Sometimes you want to prevent specific content from being translated (like timestamps, references, or technical terms). You can use **bypass markers** to protect this content.

### How It Works

Wrap content in your source document with `[[ marker: content ]]` syntax, where `marker` is any alphanumeric name you choose (e.g., `tc`, `note`, `ref`).
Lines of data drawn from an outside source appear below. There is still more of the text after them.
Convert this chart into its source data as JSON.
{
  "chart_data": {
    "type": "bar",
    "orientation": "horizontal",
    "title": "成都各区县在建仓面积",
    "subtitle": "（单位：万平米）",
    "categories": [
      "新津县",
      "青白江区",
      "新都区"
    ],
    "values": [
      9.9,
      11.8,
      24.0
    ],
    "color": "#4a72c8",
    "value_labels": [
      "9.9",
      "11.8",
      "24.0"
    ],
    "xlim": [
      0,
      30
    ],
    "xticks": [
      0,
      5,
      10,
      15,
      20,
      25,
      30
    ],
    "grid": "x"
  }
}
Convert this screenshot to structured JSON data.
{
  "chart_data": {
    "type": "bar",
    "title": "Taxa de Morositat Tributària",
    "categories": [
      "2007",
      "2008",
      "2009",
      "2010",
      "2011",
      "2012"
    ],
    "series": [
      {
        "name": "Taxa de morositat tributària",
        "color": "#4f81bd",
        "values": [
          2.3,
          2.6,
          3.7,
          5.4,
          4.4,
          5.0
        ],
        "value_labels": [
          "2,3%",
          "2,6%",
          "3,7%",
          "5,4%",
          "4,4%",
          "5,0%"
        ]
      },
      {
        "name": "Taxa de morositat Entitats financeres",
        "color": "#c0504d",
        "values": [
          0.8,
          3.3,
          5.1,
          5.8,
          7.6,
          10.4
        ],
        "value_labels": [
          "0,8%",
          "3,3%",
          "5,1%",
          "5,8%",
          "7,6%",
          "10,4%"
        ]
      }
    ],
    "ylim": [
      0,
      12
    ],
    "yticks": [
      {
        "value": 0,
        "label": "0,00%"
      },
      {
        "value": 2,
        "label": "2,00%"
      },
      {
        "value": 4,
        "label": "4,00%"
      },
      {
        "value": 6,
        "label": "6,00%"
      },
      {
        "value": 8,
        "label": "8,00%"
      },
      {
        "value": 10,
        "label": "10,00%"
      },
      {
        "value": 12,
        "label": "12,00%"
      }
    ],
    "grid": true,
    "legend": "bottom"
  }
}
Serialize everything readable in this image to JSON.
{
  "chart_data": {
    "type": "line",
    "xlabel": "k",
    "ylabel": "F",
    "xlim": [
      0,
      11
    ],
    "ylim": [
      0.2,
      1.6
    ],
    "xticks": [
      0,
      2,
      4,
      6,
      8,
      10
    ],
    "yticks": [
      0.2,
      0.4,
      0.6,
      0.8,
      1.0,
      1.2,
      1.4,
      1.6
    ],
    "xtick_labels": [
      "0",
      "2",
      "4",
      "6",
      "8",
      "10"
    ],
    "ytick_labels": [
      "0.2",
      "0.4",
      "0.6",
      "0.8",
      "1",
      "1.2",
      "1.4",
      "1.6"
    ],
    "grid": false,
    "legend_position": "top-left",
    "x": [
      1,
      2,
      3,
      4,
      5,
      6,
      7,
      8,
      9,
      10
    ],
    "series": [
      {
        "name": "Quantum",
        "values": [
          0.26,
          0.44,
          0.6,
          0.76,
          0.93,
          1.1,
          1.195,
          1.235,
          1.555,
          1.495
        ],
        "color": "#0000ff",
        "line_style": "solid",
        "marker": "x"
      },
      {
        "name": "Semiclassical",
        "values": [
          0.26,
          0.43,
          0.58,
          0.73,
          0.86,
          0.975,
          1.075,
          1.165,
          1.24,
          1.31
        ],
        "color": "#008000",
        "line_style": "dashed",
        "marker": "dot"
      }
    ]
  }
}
Then configure your translator to recognize these markers.

### Command Line Usage

```bash
# Protect timecodes marked with [[ tc: ... ]]
translate-docx translate input.docx output.docx -s nl -t en --bypass-markers tc

# Protect multiple marker types
translate-docx translate input.docx output.docx -s nl -t en --bypass-markers tc,note,ref
```

### Python API Usage

```python
from translate_docx import GoogleTranslatorWrapper, extract_translate_rebuild

# Configure translator with bypass markers
translator = GoogleTranslatorWrapper(
    delay_between_calls=0.5,
    bypass_markers=['tc', 'note', 'ref']  # Protect these marker types
)

extract_translate_rebuild('input.docx', 'output.docx', translator, 'nl', 'en')
```

### Example Document Markup

In your Word document, mark content to protect:

```
Original text with [[ tc: 00:06:01, 00:06:09 ]] timestamps.

Important [[ note: Technical term - do not translate ]] for reference.

See citation [[ ref: Smith et al. 2020 ]] for details.
```

After translation, the markers and their content are preserved:

```
Translated English text with [[ tc: 00:06:01, 00:06:09 ]] timestamps.

Important [[ note: Technical term - do not translate ]] for reference.

See citation [[ ref: Smith et al. 2020 ]] for details.
```

### Marker Rules

- Marker names must be **alphanumeric only** (letters and numbers, no special characters)
- Marker names are **case-insensitive** (`tc`, `TC`, and `Tc` are all the same)
- You can use any marker names that make sense for your use case
- Common examples: `tc` (timecodes), `note`, `ref` (references), `term`, `cite`

### Use Cases

- **Timestamps**: `[[ tc: 00:06:01 ]]` for video/film timecodes
- **Technical terms**: `[[ term: API endpoint ]]` for specialized vocabulary
- **References**: `[[ ref: Smith2020 ]]` for citations
- **Notes**: `[[ note: internal comment ]]` for content that shouldn't be translated
- **Code**: `[[ code: function_name() ]]` for code snippets in documentation

## Supported Language Codes
```
ar - Arabic
zh - Chinese (Simplified)
nl - Dutch
en - English
fr - French
de - German
it - Italian
ja - Japanese
ko - Korean
pl - Polish
pt - Portuguese
ru - Russian
es - Spanish
tr - Turkish
```

## Known Limitations
- Tables and images not yet supported
- Headers/footers not yet supported
- Translated text may reflow (layout not guaranteed)

## License

MIT License. This project is for personal use.